Hurricane in Minnesota? You are probably thinking. Darn right.
Friday night, Nick, Val and I were all cozy in our tent. Right next to us, Pat was snoozing in hers. It started raining, no big deal. Then the wind started. Then the horizontal rain started.
My tent was leaking. Nick woke up and I chased him into Pat’s Blazer. Val, however, just kept sleeping, and every time I pulled her sleeping bag out of the puddle of water in the center of the tent, she rolled herself right back into it.
Pat hollered from next door, “Are you guys ok?”
“Fine, just wet.”
“Ha, ha, ha. I am totally dry sitting on my air mattress. I told you you should get one.”
“Who knew that its tsunami season in Scott County Minnesota.”
The rain continued, pelting the side of the tents unrelentingly.
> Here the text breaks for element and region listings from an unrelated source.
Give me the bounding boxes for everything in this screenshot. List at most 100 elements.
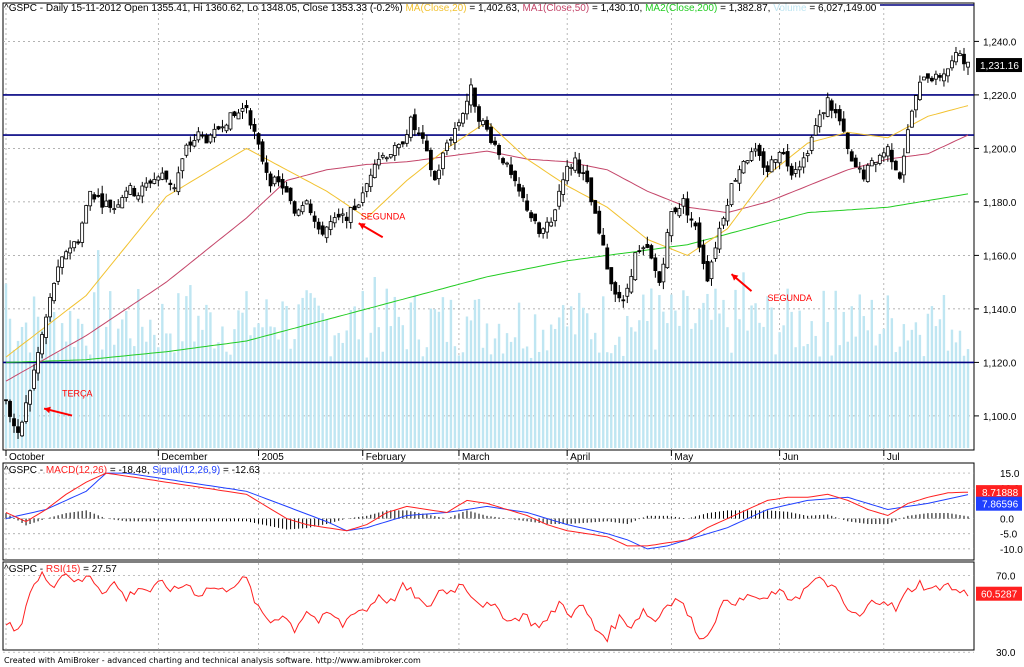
candle-body bbox=[833, 109, 838, 114]
volume-bar bbox=[922, 356, 926, 448]
macd-value-badge bbox=[976, 485, 1022, 500]
rsi-line bbox=[5, 570, 969, 643]
rsi-header: ^GSPC - RSI(15) = 27.57 bbox=[4, 564, 117, 575]
date-x-axis: October December 2005 February March April May… bbox=[5, 450, 900, 463]
volume-bar bbox=[730, 352, 733, 448]
volume-bar bbox=[181, 341, 184, 448]
volume-bar bbox=[854, 336, 857, 448]
candle-body bbox=[336, 213, 341, 218]
volume-bar bbox=[24, 322, 28, 448]
candle-body bbox=[621, 299, 626, 302]
candle-body bbox=[946, 68, 950, 77]
candle-body bbox=[901, 155, 906, 176]
candle-body bbox=[140, 185, 145, 197]
candle-body bbox=[320, 225, 325, 235]
candle-body bbox=[765, 165, 770, 173]
candle-body bbox=[216, 126, 221, 130]
macd-tick-label: -10.0 bbox=[1000, 545, 1023, 556]
volume-bar bbox=[790, 311, 793, 448]
volume-bar bbox=[213, 348, 216, 448]
volume-bar bbox=[385, 288, 388, 448]
volume-bar bbox=[762, 326, 765, 448]
volume-bar bbox=[253, 327, 256, 448]
volume-bar bbox=[68, 310, 72, 448]
volume-bar bbox=[393, 296, 397, 448]
volume-bar bbox=[718, 313, 721, 448]
candle-body bbox=[841, 118, 846, 132]
volume-bar bbox=[133, 346, 136, 448]
candle-body bbox=[457, 122, 461, 127]
candle-body bbox=[521, 187, 525, 199]
volume-bar bbox=[650, 288, 653, 448]
volume-bar bbox=[758, 322, 761, 448]
candle-body bbox=[793, 169, 798, 174]
candle-body bbox=[509, 164, 513, 175]
candle-body bbox=[4, 399, 8, 402]
volume-bar bbox=[934, 326, 938, 448]
volume-bar bbox=[786, 288, 789, 448]
volume-bar bbox=[638, 320, 641, 448]
candle-body bbox=[837, 109, 842, 122]
volume-bar bbox=[870, 299, 873, 448]
candle-body bbox=[653, 257, 658, 271]
volume-bar bbox=[425, 347, 429, 448]
candle-body bbox=[477, 106, 481, 122]
candle-body bbox=[348, 207, 353, 223]
volume-bar bbox=[726, 327, 729, 448]
candle-body bbox=[597, 210, 602, 234]
candle-body bbox=[641, 247, 646, 250]
candle-body bbox=[228, 112, 233, 130]
volume-bar bbox=[261, 327, 264, 448]
volume-bar bbox=[453, 346, 457, 448]
volume-bar bbox=[634, 331, 637, 448]
price-y-axis: 1,100.0 1,120.0 1,140.0 1,160.0 1,180.0 1,200… bbox=[974, 37, 1022, 423]
volume-bar bbox=[36, 316, 40, 448]
candle-body bbox=[473, 87, 477, 107]
candle-body bbox=[741, 160, 746, 174]
candle-body bbox=[424, 140, 429, 152]
candle-body bbox=[665, 232, 670, 269]
candle-body bbox=[116, 204, 121, 208]
candle-body bbox=[164, 170, 169, 180]
close-price-label: 1,231.16 bbox=[980, 61, 1019, 72]
volume-bar bbox=[437, 311, 441, 448]
candle-body bbox=[416, 132, 421, 135]
candle-body bbox=[637, 250, 642, 253]
signal-legend-label: Signal(12,26,9) bbox=[152, 465, 220, 476]
candle-body bbox=[80, 222, 85, 243]
price-tick-label: 1,180.0 bbox=[983, 198, 1017, 209]
candle-body bbox=[781, 151, 786, 155]
rsi-legend-label: RSI(15) bbox=[46, 564, 80, 575]
price-tick-label: 1,140.0 bbox=[983, 305, 1017, 316]
volume-bar bbox=[954, 342, 958, 448]
volume-bar bbox=[165, 333, 168, 448]
candle-body bbox=[264, 162, 269, 173]
price-tick-label: 1,220.0 bbox=[983, 91, 1017, 102]
signal-value-badge bbox=[976, 496, 1022, 511]
volume-bar bbox=[509, 341, 513, 448]
candle-body bbox=[268, 173, 273, 187]
candle-body bbox=[352, 205, 357, 211]
volume-bar bbox=[662, 311, 665, 448]
volume-bar bbox=[333, 335, 336, 448]
candle-body bbox=[757, 144, 762, 156]
candle-body bbox=[284, 186, 289, 193]
volume-bar bbox=[173, 352, 176, 448]
volume-bar bbox=[265, 299, 268, 448]
volume-bar bbox=[670, 294, 673, 448]
volume-bar bbox=[161, 303, 164, 448]
ma20-legend-value: = 1,402.63, bbox=[469, 3, 519, 14]
volume-bar bbox=[48, 303, 52, 448]
candle-body bbox=[308, 203, 313, 214]
candle-body bbox=[893, 160, 898, 171]
candle-body bbox=[785, 151, 790, 167]
macd-legend-value: = -18.48, bbox=[110, 465, 150, 476]
volume-bar bbox=[429, 308, 433, 448]
volume-bar bbox=[734, 289, 737, 448]
candle-body bbox=[845, 132, 850, 149]
macd-tick-label: 15.0 bbox=[1000, 469, 1020, 480]
candle-body bbox=[853, 157, 858, 168]
candle-body bbox=[108, 199, 113, 208]
candle-body bbox=[88, 190, 93, 207]
candle-body bbox=[881, 152, 886, 158]
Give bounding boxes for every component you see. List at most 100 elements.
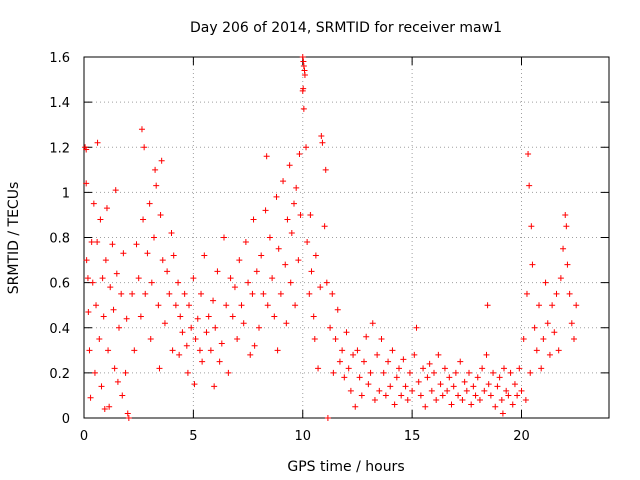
data-point	[83, 257, 90, 264]
data-point	[413, 324, 420, 331]
data-point	[494, 383, 501, 390]
data-point	[526, 182, 533, 189]
data-point	[188, 324, 195, 331]
y-axis-label: SRMTID / TECUs	[6, 182, 22, 295]
y-tick-label: 1.4	[49, 96, 70, 111]
data-point	[123, 315, 130, 322]
data-point	[100, 313, 107, 320]
data-point	[544, 320, 551, 327]
data-point	[109, 241, 116, 248]
data-point	[398, 392, 405, 399]
data-point	[114, 378, 121, 385]
data-point	[444, 387, 451, 394]
data-point	[369, 320, 376, 327]
y-tick-label: 0.4	[49, 322, 70, 337]
y-tick-label: 0.6	[49, 277, 70, 292]
data-point	[319, 139, 326, 146]
data-point	[152, 166, 159, 173]
data-point	[374, 351, 381, 358]
data-point	[107, 284, 114, 291]
data-point	[157, 211, 164, 218]
data-point	[129, 290, 136, 297]
data-point	[435, 351, 442, 358]
data-point	[385, 358, 392, 365]
data-point	[264, 302, 271, 309]
data-point	[307, 211, 314, 218]
y-tick-label: 1.6	[49, 51, 70, 66]
data-point	[300, 85, 307, 92]
data-point	[562, 211, 569, 218]
data-point	[571, 336, 577, 343]
data-point	[557, 275, 564, 282]
data-point	[94, 239, 101, 246]
data-point	[474, 374, 481, 381]
data-point	[518, 387, 525, 394]
data-point	[194, 315, 201, 322]
data-point	[223, 302, 230, 309]
data-point	[245, 279, 252, 286]
data-point	[192, 336, 199, 343]
data-point	[310, 313, 317, 320]
data-point	[476, 396, 483, 403]
data-point	[461, 378, 468, 385]
data-point	[172, 302, 179, 309]
data-point	[221, 234, 227, 241]
data-point	[288, 229, 295, 236]
data-point	[322, 166, 329, 173]
data-point	[153, 182, 160, 189]
data-point	[455, 392, 462, 399]
plot-area-frame	[83, 56, 610, 419]
data-point	[485, 381, 492, 388]
y-tick-label: 1.2	[49, 141, 70, 156]
data-point	[354, 347, 361, 354]
data-point	[566, 290, 573, 297]
data-point	[555, 347, 562, 354]
data-point	[538, 365, 545, 372]
data-point	[271, 313, 278, 320]
data-point	[563, 223, 570, 230]
data-point	[339, 347, 346, 354]
data-point	[496, 374, 503, 381]
data-point	[312, 252, 319, 259]
data-point	[83, 180, 90, 187]
data-point	[330, 369, 337, 376]
data-point	[96, 336, 103, 343]
data-point	[479, 365, 486, 372]
data-point	[540, 336, 547, 343]
data-point	[216, 358, 223, 365]
data-point	[332, 336, 339, 343]
data-point	[93, 302, 100, 309]
data-point	[300, 105, 307, 112]
data-point	[472, 392, 479, 399]
grid-lines	[84, 57, 609, 418]
data-point	[345, 365, 352, 372]
data-point	[296, 151, 303, 158]
y-tick-label: 0	[62, 412, 70, 427]
data-point	[120, 250, 127, 257]
data-point	[527, 369, 534, 376]
data-point	[439, 392, 446, 399]
data-point	[336, 358, 343, 365]
x-axis-label: GPS time / hours	[287, 459, 404, 475]
data-point	[133, 241, 140, 248]
data-point	[304, 239, 311, 246]
data-point	[84, 275, 91, 282]
data-point	[166, 290, 173, 297]
data-point	[546, 351, 553, 358]
data-point	[404, 396, 411, 403]
data-point	[424, 374, 431, 381]
data-point	[138, 126, 145, 133]
data-point	[324, 415, 331, 421]
data-point	[101, 405, 108, 412]
data-point	[297, 211, 304, 218]
data-point	[303, 144, 310, 151]
data-points	[82, 54, 580, 421]
data-point	[240, 320, 247, 327]
data-point	[247, 351, 254, 358]
data-point	[90, 200, 97, 207]
data-point	[387, 383, 394, 390]
data-point	[161, 320, 168, 327]
data-point	[323, 279, 330, 286]
data-point	[211, 383, 218, 390]
data-point	[87, 394, 94, 401]
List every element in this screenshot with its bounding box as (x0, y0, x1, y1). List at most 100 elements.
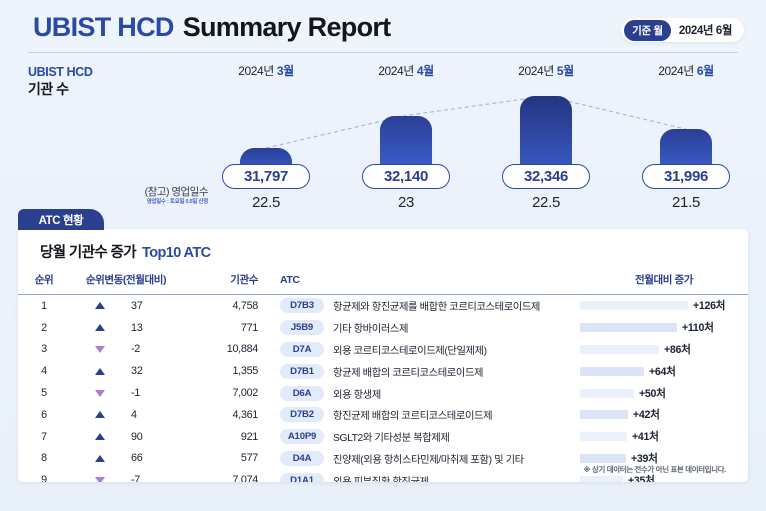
table-row[interactable]: 1 37 4,758 D7B3 항균제와 항진균제를 배합한 코르티코스테로이드제 +12… (18, 295, 748, 317)
cell-increase: +50처 (580, 382, 748, 404)
cell-atc: D7B1 항균제 배합의 코르티코스테로이드제 (280, 360, 580, 382)
cell-increase: +86처 (580, 339, 748, 361)
cell-institution-count: 7,074 (232, 474, 258, 482)
chart-title-metric: 기관 수 (28, 81, 69, 97)
table-row[interactable]: 7 90 921 A10P9 SGLT2와 기타성분 복합제제 +41처 (18, 426, 748, 448)
cell-rank: 1 (41, 299, 47, 312)
cell-rank: 5 (41, 387, 47, 400)
triangle-up-icon (95, 454, 105, 462)
increase-bar (580, 301, 688, 311)
triangle-up-icon (95, 302, 105, 310)
cell-increase: +35처 (580, 469, 748, 482)
cell-atc: J5B9 기타 항바이러스제 (280, 317, 580, 339)
atc-code-badge: A10P9 (280, 429, 324, 445)
bar-business-days: 23 (397, 194, 415, 211)
cell-increase: +41처 (580, 426, 748, 448)
atc-description: 기타 항바이러스제 (333, 324, 409, 336)
triangle-down-icon (95, 389, 105, 397)
cell-rank-change: 90 (70, 426, 182, 448)
rank-change-value: -7 (131, 474, 141, 482)
col-rank: 순위 (18, 267, 70, 295)
increase-bar (580, 366, 644, 376)
bar-business-days: 22.5 (252, 194, 280, 211)
atc-code-badge: D1A1 (280, 472, 324, 482)
page-title: UBIST HCD Summary Report (33, 12, 391, 43)
tab-atc-status[interactable]: ATC 현황 (18, 209, 104, 230)
table-row[interactable]: 2 13 771 J5B9 기타 항바이러스제 +110처 (18, 317, 748, 339)
cell-atc: A10P9 SGLT2와 기타성분 복합제제 (280, 426, 580, 448)
atc-code-badge: D7A (280, 341, 324, 357)
bar-column: 2024년 3월 31,797 22.5 (196, 56, 336, 211)
cell-rank: 8 (41, 452, 47, 465)
cell-atc: D7A 외용 코르티코스테로이드제(단일제제) (280, 339, 580, 361)
bar-group: 2024년 3월 31,797 22.5 2024년 4월 32,140 23 2024년 … (196, 56, 756, 211)
cell-increase: +64처 (580, 360, 748, 382)
cell-rank: 9 (41, 474, 47, 482)
table-row[interactable]: 4 32 1,355 D7B1 항균제 배합의 코르티코스테로이드제 +64처 (18, 360, 748, 382)
bar-business-days: 22.5 (532, 194, 560, 211)
cell-increase: +110처 (580, 317, 748, 339)
header-divider (28, 52, 738, 53)
table-row[interactable]: 5 -1 7,002 D6A 외용 항생제 +50처 (18, 382, 748, 404)
rank-change-value: -2 (131, 343, 141, 356)
increase-value: +42처 (633, 409, 660, 422)
page-title-main: Summary Report (182, 12, 391, 42)
bar-value-label: 31,996 (642, 164, 730, 189)
cell-rank: 3 (41, 343, 47, 356)
cell-atc: D4A 진양제(외용 항히스타민제/마취제 포함) 및 기타 (280, 447, 580, 469)
triangle-down-icon (95, 476, 105, 482)
rank-change-value: 90 (131, 430, 143, 443)
increase-bar (580, 475, 623, 482)
cell-atc: D7B3 항균제와 항진균제를 배합한 코르티코스테로이드제 (280, 295, 580, 317)
bar-column: 2024년 6월 31,996 21.5 (616, 56, 756, 211)
increase-value: +110처 (682, 322, 714, 335)
increase-bar (580, 410, 628, 420)
cell-institution-count: 1,355 (232, 365, 258, 378)
triangle-up-icon (95, 411, 105, 419)
rank-change-value: 13 (131, 321, 143, 334)
cell-institution-count: 577 (240, 452, 258, 465)
increase-value: +41처 (632, 431, 659, 444)
increase-bar (580, 432, 627, 442)
card-title-main: 당월 기관수 증가 (40, 245, 137, 261)
bar-month-label: 2024년 6월 (658, 64, 714, 78)
increase-value: +50처 (639, 387, 666, 400)
triangle-up-icon (95, 367, 105, 375)
business-days-label: (참고) 영업일수 (144, 186, 209, 198)
table-row[interactable]: 8 66 577 D4A 진양제(외용 항히스타민제/마취제 포함) 및 기타 +39처 (18, 447, 748, 469)
col-atc: ATC (280, 267, 580, 295)
cell-atc: D7B2 항진균제 배합의 코르티코스테로이드제 (280, 404, 580, 426)
table-row[interactable]: 3 -2 10,884 D7A 외용 코르티코스테로이드제(단일제제) +86처 (18, 339, 748, 361)
atc-description: 외용 코르티코스테로이드제(단일제제) (333, 345, 487, 357)
reference-month-badge: 기준 월 2024년 6월 (621, 18, 744, 42)
top10-atc-table: 순위 순위변동(전월대비) 기관수 ATC 전월대비 증가 1 37 4,758 D7… (18, 267, 748, 482)
atc-code-badge: D4A (280, 450, 324, 466)
increase-value: +126처 (693, 300, 726, 313)
increase-bar (580, 453, 626, 463)
bar-month-label: 2024년 3월 (238, 64, 294, 78)
bar-month-label: 2024년 4월 (378, 64, 434, 78)
cell-rank-change: 37 (70, 295, 182, 317)
increase-bar (580, 323, 677, 333)
business-days-sublabel: 영업일수 : 토요일 0.5일 산정 (146, 199, 208, 205)
rank-change-value: 32 (131, 365, 143, 378)
atc-description: 진양제(외용 항히스타민제/마취제 포함) 및 기타 (333, 454, 524, 466)
cell-atc: D6A 외용 항생제 (280, 382, 580, 404)
increase-value: +64처 (649, 365, 676, 378)
page-title-brand: UBIST HCD (33, 12, 174, 42)
cell-rank-change: -1 (70, 382, 182, 404)
rank-change-value: -1 (131, 387, 141, 400)
table-row[interactable]: 9 -7 7,074 D1A1 외용 피부질환 항진균제 +35처 (18, 469, 748, 482)
rank-change-value: 66 (131, 452, 143, 465)
cell-rank: 4 (41, 365, 47, 378)
atc-description: 외용 항생제 (333, 389, 381, 401)
rank-change-value: 37 (131, 299, 143, 312)
table-head: 순위 순위변동(전월대비) 기관수 ATC 전월대비 증가 (18, 267, 748, 295)
cell-increase: +126처 (580, 295, 748, 317)
atc-code-badge: D6A (280, 385, 324, 401)
cell-institution-count: 4,361 (232, 408, 258, 421)
table-row[interactable]: 6 4 4,361 D7B2 항진균제 배합의 코르티코스테로이드제 +42처 (18, 404, 748, 426)
bar-value-label: 32,346 (502, 164, 590, 189)
atc-code-badge: D7B3 (280, 298, 324, 314)
table-body: 1 37 4,758 D7B3 항균제와 항진균제를 배합한 코르티코스테로이드제 +12… (18, 295, 748, 482)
Pat, floating on her air mattress, finally dozed off. Nick, high and dry in the SUV, surely was sound asleep. I spent the rest of the night wide awake, continuing to pull Val to high ground as best I could. I don’t know why I bothered; she obviously could sleep through anything.
In the morning, the sun greeted us as we crawled out of our hovels to view the devastation of the campground. Branches and small trees lay scattered like fall leaves, water covered the ground.
“Well, what do you think?” I asked Pat, who was still gloating over her dry bed.
“It looks like a beautiful day. Let’s hang everything up that we can and go to the Renaissance Festival.” And that’s exactly what we did.